A Mais Pura Forma de Amor - IX

-Ah! Água quente! –O vampiro comemorou empolgado enquanto girava mais a torneira do chuveiro, já despido. –Eu não agüentava mais aquele rio gelado!

-Você dizia não sentir frio, e se não fosse por aquele rio gelado, não teria água quente aí... –O lobisomem comentou com seu tão típico mal-humor, encostando-se à porta, querendo esperar que Carlo tomasse banho para poder então finalmente tomar o seu. Tinham comprado sabonete, xampu, tesoura e lâmina de barbear, além de algumas roupas novas com aquele dinheiro ilícito que Carlo adquirira, e estavam agora hospedados em uma modesta pousada.

Como era cego, Águia imaginou que não teria problema esperar lá, até porque ele tinha medo de aventurar-se pelo quarto, que mesmo sendo minúsculo, já tinha lhe rendido dois tropeços – e isso porque os únicos móveis lá eram uma cômoda, uma cadeira e uma cama de casal.

De casal, pois não havia outro quarto disponível.

E como era de costume, Águia não levou em consideração o espírito brincalhão de Carlo, e por isso tomou um susto ao ser puxado repentinamente para debaixo do jato de água morna.

-Doido!

-Deixa de ser chato e aproveita essa água! –O vampiro respondeu rindo um pouco.

-Minhas roupas! –O Garou exclamou revoltado, querendo esconder sua vergonha por estar em um box apertado junto de homem –ou quase isso-, sendo que este segundo encontrava-se nu. E como as coisas conseguem sempre ficar um pouco pior, sentiu as ágeis mãos do menor –as quais o vampiro comprovou serem ainda mais ágeis do que o lobisomem se lembrava- começarem a despir-lhe a camiseta.

-Deixa de ser besta, cara. Roupa seca! ‘Bora, deixa eu te ajudar a tomar banho, até porque acho que você não conseguir fazer a barba direito. –Falou cínico, passando a mão pelo queixo do outro, e logo deixando-a descer displicentemente pelo pescoço.

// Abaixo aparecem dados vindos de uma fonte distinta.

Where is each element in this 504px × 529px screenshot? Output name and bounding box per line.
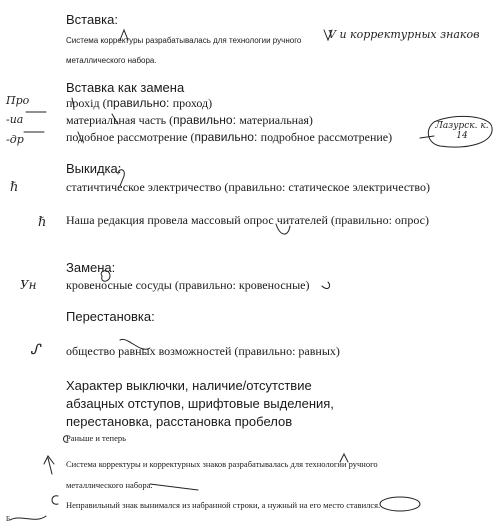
insert-margin-caret: [324, 30, 332, 40]
replace-margin-mark: Ун: [20, 278, 37, 292]
stavilsya-ring: [380, 497, 420, 511]
insert-margin-note: V и корректурных знаков: [328, 28, 480, 41]
delete-heading: Выкидка:: [66, 161, 122, 176]
line2-prefix: материальная часть (: [66, 113, 174, 127]
margin-mark-3: -др: [6, 133, 24, 146]
replace-heading: Замена:: [66, 260, 116, 275]
bottom-swash: [10, 516, 46, 520]
line1-label: правильно:: [106, 96, 170, 110]
delete-mark-2: ℏ: [38, 215, 47, 230]
delete-loop-1: [118, 170, 124, 186]
replace-hook: [322, 282, 330, 289]
example-line-1: Раньше и теперь: [66, 433, 126, 443]
delete-line-2: Наша редакция провела массовый опрос читателей (правильно: опрос): [66, 213, 429, 227]
example-line-2: Система корректуры и корректурных знаков разрабатывалась для технологии ручного: [66, 459, 378, 469]
replace-ring: [101, 271, 110, 282]
margin-mark-2: -иа: [6, 113, 24, 126]
line1-prefix: прохід (: [66, 96, 107, 110]
line2-label: правильно:: [173, 113, 236, 127]
boxed-note-outline: [428, 116, 492, 147]
strike-material: [112, 114, 118, 124]
page-footer-mark: Б: [6, 515, 11, 523]
strike-prohid: [72, 98, 74, 108]
line3-correct: подробное рассмотрение): [260, 130, 393, 144]
summary-heading: Характер выключки, наличие/отсутствие абзацных отступов, шрифтовые выделения, перестановка, расстановка пробелов: [66, 378, 334, 429]
example-line-4-end: ставился.: [346, 500, 381, 510]
paragraph-hook-1: [64, 436, 69, 443]
transpose-swash: [120, 339, 150, 349]
margin-mark-1: Про: [6, 94, 30, 107]
example-line-4-text: Неправильный знак вынимался из набранной строки, а нужный на его место: [66, 500, 345, 510]
example-caret: [340, 454, 348, 462]
insert-text: Система корректуры разрабатывалась для технологии ручного металлического набора.: [66, 36, 302, 65]
insert-heading: Вставка:: [66, 12, 118, 27]
boxed-note: Лазурск. к. 14: [435, 121, 489, 141]
delete-loop-2: [276, 224, 290, 234]
paragraph-hook-2: [52, 496, 58, 504]
strike-podobnoe: [78, 132, 82, 142]
delete-mark-1: ℏ: [10, 180, 19, 195]
transpose-line: общество равных возможностей (правильно: равных): [66, 344, 340, 358]
transpose-heading: Перестановка:: [66, 309, 155, 324]
insert-caret-mark: [120, 30, 128, 40]
example-tail: [150, 484, 198, 490]
line2-correct: материальная): [239, 113, 313, 127]
transpose-mark: ᔑ: [30, 342, 40, 358]
line1-correct: проход): [172, 96, 213, 110]
replace-line: кровеносные сосуды (правильно: кровеносные): [66, 278, 310, 292]
insert-replace-heading: Вставка как замена: [66, 80, 185, 95]
line3-label: правильно:: [194, 130, 258, 144]
example-line-3: металлического набора.: [66, 480, 153, 490]
insert-arrow-example: [44, 456, 54, 474]
delete-line-1: статичтическое электричество (правильно: статическое электричество): [66, 180, 430, 194]
boxed-note-arrow: [420, 136, 434, 138]
line3-prefix: подобное рассмотрение (: [66, 130, 195, 144]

Aquele simples toque foi mais do que suficiente para provocar um arrepio no forte corpo daquele lobisomem, e quando este sentiu que suas calças estavam prestes a ser retiradas, afastou-se rapidamente com a face corada.

-Eu posso tomar meu banho sozinho. –Disse ríspido, já saído do box.

Mas novamente foi puxado por Carlo.

-Deixa de besteira, cara. Pra quê isso agora? Eu já não te dei banho antes?

-Eu estava desacordado ou incapacitado.

-E o que isso muda?

-Muda o fato de que agora não existe motivo para você me dar banho.

-Preciso de motivos para te ajudar, cara? Deixa de frescura que eu vou esfregar suas costas... –Falou manhoso, com um tom sedutor que provavelmente apenas os vampiros detinham, enquanto passava suavemente sua mão pela linha da coluna do outro, provocando-lhe mais arrepios.

O garou hesitou, mas viu que era difícil resistir, especialmente quando lhe faltava argumentos convincentes. Da mesma maneira, não podia negar que era agradável sentir o toque do outro. Geralmente, ninguém se aproximava dele, e muito menos o tocava. Todos pareciam ter nojo dele e provavelmente era esse o motivo para que o toque carinhoso e morno de Carlo, cujas mãos haviam adquirido a mesma temperatura da água que os banhava, ser-lhe tão reconfortante.

E foi com mais arrepios que o garou sentiu uma espoja percorrer suas costas, perfumada com um sabonete que detinha o agradável aroma de alguma madeira, a qual ele estava inebriado demais para identificar. Não tinha com negar, adorava tudo em Carlo. Seu carinho, sua delicadeza, sua atenção.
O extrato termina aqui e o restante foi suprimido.